No ECA seleccionado foram incluídos 50 doentes diagnosticados com TS da veia
safena interna, aleatoriamente divididos em 2 grupos de 25, sendo que o
primeiro grupo foi medicado com HBPM e o segundo com HBPM associado a AINE
(Quadro_III).11 Ambos os tratamentos tiveram a duração de 10 dias, tendo sido
associado pantoprazol 40 mg id aos dois grupos para protecção gástrica. Dor,
hiperémia, sensibilidade local e tamanho do cordão palpável foram medidos e
comparados entre os dois grupos. Foi utilizada a escala visual analógica para
medição de parâmetros antes e após o tratamento. No segundo grupo houve uma
redução estatisticamente significativa da dor e sensibilidade local. Não foram
detectadas complicações no primeiro grupo, tendo sido detectado um caso de
hematúria no segundo grupo. Os autores deste ECA concluem que os AINE podem ser
associados a HBPM para tratamento da TS com melhor alívio da sintomatologia e
sugerem que esta terapêutica combinada deve ser considerada no tratamento da
TS. Contudo, admitem a necessidade de mais estudos (nível de evidência 2).
Conclusões
O limite temporal de três anos utilizado na pesquisa foi definido em relação
com a data da última actualização da NOC (2008). O processo de revisão
realizado pelos autores da NOC não determinou alterações nas recomendações
principais no tratamento da TS.12 Este facto revela a escassa investigação
nesta área. A integração desta informação foi analisada e justificou a escolha
de um limite temporal mais curto.
A revisão realizada permite perceber que a abordagem terapêutica da TS ainda é
controversa. A HBPM e os AINE mostraram-se eficazes na melhoria dos sintomas
dos doentes com TS em comparação com placebo e tratamento tópico isolado,
reduzindo a incidência de recorrências e complicações, e estão recomendados
como primeira linha de tratamento (força de recomendação B). Nos casos
identificados como tendo factores de risco para complicações, a HBPM em doses
intermédias/terapêuticas por um período de pelo menos 4 semanas é opção de
primeira linha (força de recomendação B). No entanto, a evidência científica
que suporta esta afirmação não é muito robusta, sendo que a maioria dos estudos
apresenta baixa qualidade e não são claras qual a dosagem e duração terapêutica
mais adequadas, nem qual o possível benefício da combinação de HBPM e AINE. É
discutível a opção por um destes fármacos ou mesmo a sua utilização simultânea.

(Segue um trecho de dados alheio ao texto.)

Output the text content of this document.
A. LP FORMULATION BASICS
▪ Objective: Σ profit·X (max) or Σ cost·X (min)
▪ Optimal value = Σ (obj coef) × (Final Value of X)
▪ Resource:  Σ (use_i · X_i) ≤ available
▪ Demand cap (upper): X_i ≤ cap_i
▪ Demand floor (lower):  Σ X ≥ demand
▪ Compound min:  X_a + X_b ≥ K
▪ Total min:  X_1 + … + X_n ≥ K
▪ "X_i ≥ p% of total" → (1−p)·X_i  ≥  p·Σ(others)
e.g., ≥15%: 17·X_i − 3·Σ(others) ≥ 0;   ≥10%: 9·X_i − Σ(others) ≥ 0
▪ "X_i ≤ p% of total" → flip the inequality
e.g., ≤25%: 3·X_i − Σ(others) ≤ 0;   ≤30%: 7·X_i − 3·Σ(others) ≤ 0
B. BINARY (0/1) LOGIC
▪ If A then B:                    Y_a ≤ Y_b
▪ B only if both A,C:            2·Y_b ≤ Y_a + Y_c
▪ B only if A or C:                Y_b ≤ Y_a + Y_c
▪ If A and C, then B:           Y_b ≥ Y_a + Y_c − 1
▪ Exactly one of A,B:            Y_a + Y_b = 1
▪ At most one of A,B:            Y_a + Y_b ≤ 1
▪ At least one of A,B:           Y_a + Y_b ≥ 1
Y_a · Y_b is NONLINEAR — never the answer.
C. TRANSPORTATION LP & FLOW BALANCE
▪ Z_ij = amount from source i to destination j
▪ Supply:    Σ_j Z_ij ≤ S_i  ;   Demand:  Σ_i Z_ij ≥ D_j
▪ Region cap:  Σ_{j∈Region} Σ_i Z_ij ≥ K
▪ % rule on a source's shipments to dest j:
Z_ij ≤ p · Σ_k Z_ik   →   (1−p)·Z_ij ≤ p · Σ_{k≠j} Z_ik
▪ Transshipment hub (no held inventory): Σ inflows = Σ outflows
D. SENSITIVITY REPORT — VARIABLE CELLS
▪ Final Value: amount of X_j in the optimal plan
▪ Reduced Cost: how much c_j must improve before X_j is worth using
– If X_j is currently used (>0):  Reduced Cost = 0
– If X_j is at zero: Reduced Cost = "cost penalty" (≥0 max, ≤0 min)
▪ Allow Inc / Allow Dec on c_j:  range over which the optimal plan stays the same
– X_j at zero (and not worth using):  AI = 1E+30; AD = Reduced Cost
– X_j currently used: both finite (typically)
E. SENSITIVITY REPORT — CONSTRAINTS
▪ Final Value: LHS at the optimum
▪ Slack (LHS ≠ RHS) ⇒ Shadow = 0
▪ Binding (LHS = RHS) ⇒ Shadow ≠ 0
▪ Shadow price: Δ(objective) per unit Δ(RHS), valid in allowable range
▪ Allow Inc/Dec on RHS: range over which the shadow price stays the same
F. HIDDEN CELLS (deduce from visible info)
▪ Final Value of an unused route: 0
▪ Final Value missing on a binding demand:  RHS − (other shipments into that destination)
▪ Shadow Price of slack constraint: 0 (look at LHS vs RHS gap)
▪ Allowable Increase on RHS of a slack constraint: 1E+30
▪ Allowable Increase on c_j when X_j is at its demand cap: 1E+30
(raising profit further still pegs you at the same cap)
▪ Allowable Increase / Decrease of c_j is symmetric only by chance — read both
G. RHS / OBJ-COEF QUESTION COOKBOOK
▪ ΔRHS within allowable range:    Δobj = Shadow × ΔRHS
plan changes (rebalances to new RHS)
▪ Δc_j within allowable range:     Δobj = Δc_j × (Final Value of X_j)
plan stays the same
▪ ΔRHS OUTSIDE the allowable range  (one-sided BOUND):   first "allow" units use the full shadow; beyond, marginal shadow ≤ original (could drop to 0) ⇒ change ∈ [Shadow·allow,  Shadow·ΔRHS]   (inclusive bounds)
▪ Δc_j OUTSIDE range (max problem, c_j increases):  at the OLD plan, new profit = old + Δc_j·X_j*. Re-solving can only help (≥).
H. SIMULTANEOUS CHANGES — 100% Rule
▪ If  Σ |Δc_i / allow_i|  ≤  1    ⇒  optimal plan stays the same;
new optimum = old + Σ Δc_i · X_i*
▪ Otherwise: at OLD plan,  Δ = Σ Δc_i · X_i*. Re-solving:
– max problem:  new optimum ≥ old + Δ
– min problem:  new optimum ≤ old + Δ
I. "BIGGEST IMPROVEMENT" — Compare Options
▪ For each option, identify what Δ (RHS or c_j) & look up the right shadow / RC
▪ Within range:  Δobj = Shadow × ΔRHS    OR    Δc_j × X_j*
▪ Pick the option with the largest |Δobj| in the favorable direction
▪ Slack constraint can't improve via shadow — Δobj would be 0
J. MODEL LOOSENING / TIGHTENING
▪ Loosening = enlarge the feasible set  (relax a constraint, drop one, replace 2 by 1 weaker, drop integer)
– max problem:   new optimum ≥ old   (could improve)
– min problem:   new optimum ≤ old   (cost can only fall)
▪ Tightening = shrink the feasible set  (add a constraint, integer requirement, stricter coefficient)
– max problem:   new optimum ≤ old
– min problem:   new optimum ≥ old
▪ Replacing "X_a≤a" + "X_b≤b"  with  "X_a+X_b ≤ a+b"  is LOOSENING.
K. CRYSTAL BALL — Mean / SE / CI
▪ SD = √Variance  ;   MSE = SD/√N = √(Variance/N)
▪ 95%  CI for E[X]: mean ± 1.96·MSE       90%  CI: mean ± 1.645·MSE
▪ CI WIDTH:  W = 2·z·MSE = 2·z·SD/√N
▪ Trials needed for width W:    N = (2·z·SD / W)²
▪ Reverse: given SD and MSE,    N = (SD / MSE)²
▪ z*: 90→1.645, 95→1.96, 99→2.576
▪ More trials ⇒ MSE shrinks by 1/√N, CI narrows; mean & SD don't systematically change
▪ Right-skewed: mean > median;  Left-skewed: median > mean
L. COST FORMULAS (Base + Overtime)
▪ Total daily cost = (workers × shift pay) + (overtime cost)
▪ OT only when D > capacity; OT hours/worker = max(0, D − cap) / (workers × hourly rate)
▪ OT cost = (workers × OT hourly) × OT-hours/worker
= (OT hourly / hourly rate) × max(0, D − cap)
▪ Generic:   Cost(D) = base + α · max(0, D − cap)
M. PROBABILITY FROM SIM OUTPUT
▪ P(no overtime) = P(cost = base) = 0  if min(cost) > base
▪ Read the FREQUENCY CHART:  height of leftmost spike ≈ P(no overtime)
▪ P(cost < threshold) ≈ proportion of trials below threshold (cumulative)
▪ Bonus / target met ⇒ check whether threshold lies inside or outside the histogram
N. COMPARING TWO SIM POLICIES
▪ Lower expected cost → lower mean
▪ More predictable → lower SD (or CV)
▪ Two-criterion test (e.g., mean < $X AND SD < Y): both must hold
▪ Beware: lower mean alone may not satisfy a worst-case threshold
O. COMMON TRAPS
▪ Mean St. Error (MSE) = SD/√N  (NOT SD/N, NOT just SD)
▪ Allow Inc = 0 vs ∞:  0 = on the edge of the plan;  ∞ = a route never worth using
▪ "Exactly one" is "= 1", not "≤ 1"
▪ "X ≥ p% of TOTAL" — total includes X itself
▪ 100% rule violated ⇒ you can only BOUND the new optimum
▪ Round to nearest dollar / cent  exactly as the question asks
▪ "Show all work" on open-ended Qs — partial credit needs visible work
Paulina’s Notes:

Neste sentido, devem ser realizados ECA com amostras de maiores dimensões e de
melhor qualidade metodológica, não apenas utilizando critérios baseados em
sinais e sintomas, mas também avaliando o perfil de segurança desta associação
em termos de fenómenos hemorrágicos e/ou complicações gástricas, assim como
avaliar a recorrência da TS e complicações a longo prazo. Na perspectiva dos
autores, a escala visual analógica, utilizada no ECA incluído nesta revisão, é
um instrumento pouco indicado para avaliação da hiperémia, sensibilidade local
e tamanho do cordão palpável, pois condiciona subjectividade do examinador na
avaliação de sinais objectivos. Os autores sugerem que um método de
classificação mais objectivo em termos de caracterização será mais indicado. A
título de exemplo, o recurso a medição objectiva do tamanho do cordão venoso
palpável e da zona de hiperémia poderá ser preconizado.
Em conclusão, são necessários ECA de elevada qualidade, com enfoque na
comparação entre AINE e HBPM, para melhor esclarecer as evidências supracitadas
e estabelecer forças de recomendação mais consistentes. Adicionalmente, a opção
por AINE ou HBPM ou a sua utilização simultânea, assim como a determinação das
doses e da duração ideais do tratamento, dependerá da realização de ECA que
contemplem de modo sistematizado estas variáveis. A melhor caracterização da TS
no que diz respeito à sua prevalência em Portugal e o esclarecimento de
consequências clínicas relacionadas permitirão reconhecer o grau de importância
clínica desta condição. Investigações futuras deverão também equacionar
questões relacionadas com o custo-eficácia das opções terapêuticas referidas.